02. Data Analyst Project Overview
Project Overview
In this project, you will analyze a dataset and then communicate your findings about it. You will use the Python libraries NumPy, Pandas, and Matplotlib to make your analysis easier.
What do I need to install?
You will need an installation of Python, plus the following libraries:
* pandas
* numpy
* matplotlib
* csv
We recommend installing Anaconda, which comes with all of the necessary packages, as well as Jupyter notebook.
Why this Project?
This project will introduce you to the data analysis process that you will be using throughout the rest of the Nanodegree program. In this project, you will go through the entire process so that you know how all the pieces fit together. Later Nanodegree projects will focus on individual pieces of the data analysis process.

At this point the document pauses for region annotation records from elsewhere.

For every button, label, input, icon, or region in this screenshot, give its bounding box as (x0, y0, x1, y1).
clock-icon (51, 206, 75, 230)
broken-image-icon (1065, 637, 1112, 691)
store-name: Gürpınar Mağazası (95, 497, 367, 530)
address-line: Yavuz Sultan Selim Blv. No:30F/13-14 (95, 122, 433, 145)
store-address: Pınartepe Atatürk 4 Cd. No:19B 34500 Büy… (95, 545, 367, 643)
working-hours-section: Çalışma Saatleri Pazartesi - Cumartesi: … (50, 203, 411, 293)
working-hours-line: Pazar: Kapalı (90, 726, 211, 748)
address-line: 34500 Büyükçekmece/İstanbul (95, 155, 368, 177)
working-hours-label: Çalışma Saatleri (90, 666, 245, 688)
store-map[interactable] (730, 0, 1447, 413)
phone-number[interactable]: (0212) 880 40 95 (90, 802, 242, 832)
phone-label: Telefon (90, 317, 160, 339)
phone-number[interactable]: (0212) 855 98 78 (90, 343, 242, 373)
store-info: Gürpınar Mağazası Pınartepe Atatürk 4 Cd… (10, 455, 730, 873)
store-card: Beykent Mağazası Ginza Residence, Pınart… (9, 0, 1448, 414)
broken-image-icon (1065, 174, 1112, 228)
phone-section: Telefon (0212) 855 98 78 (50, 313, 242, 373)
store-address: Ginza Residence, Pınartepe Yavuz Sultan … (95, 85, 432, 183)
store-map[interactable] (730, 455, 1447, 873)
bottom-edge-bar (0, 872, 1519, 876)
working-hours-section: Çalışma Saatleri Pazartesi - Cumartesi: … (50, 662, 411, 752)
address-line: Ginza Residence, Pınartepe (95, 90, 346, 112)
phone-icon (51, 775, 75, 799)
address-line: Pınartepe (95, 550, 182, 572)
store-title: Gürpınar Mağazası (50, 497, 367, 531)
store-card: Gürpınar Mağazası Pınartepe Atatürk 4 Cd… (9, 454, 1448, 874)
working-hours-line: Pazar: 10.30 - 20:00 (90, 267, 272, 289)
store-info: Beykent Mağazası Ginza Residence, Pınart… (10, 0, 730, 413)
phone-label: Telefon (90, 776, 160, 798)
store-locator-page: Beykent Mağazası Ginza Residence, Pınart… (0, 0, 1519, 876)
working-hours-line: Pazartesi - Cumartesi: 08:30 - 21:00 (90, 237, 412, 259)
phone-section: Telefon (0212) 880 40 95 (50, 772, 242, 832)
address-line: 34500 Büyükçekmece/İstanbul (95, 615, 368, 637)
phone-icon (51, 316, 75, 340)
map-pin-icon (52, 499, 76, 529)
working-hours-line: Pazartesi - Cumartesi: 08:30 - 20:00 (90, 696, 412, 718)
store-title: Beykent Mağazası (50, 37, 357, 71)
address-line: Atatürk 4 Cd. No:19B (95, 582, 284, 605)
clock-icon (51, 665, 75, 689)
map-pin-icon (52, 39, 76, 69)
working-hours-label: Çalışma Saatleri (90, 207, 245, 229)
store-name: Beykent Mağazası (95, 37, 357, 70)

In this project, you will also gain experience using the Python libraries NumPy, Pandas, and Matplotlib, which make writing data analysis code in Python a lot easier!
What will I learn?
After completing the project, you will:
- Know all the steps involved in a typical data analysis process
- Be comfortable posing questions that can be answered with a given dataset and then answering those questions
- Know how to investigate problems in a dataset and wrangle the data into a format you can use
- Have practice communicating the results of your analysis
- Be able to use vectorized operations in NumPy and Pandas to speed up your data analysis code
- Be familiar with Pandas' Series and DataFrame objects, which let you access your data more conveniently
- Know how to use Matplotlib to produce plots showing your findings
Why is this Important to my Career?
This project will show off a variety of data analysis skills, as well as showing potential employers that you know how to go through the entire data analysis process.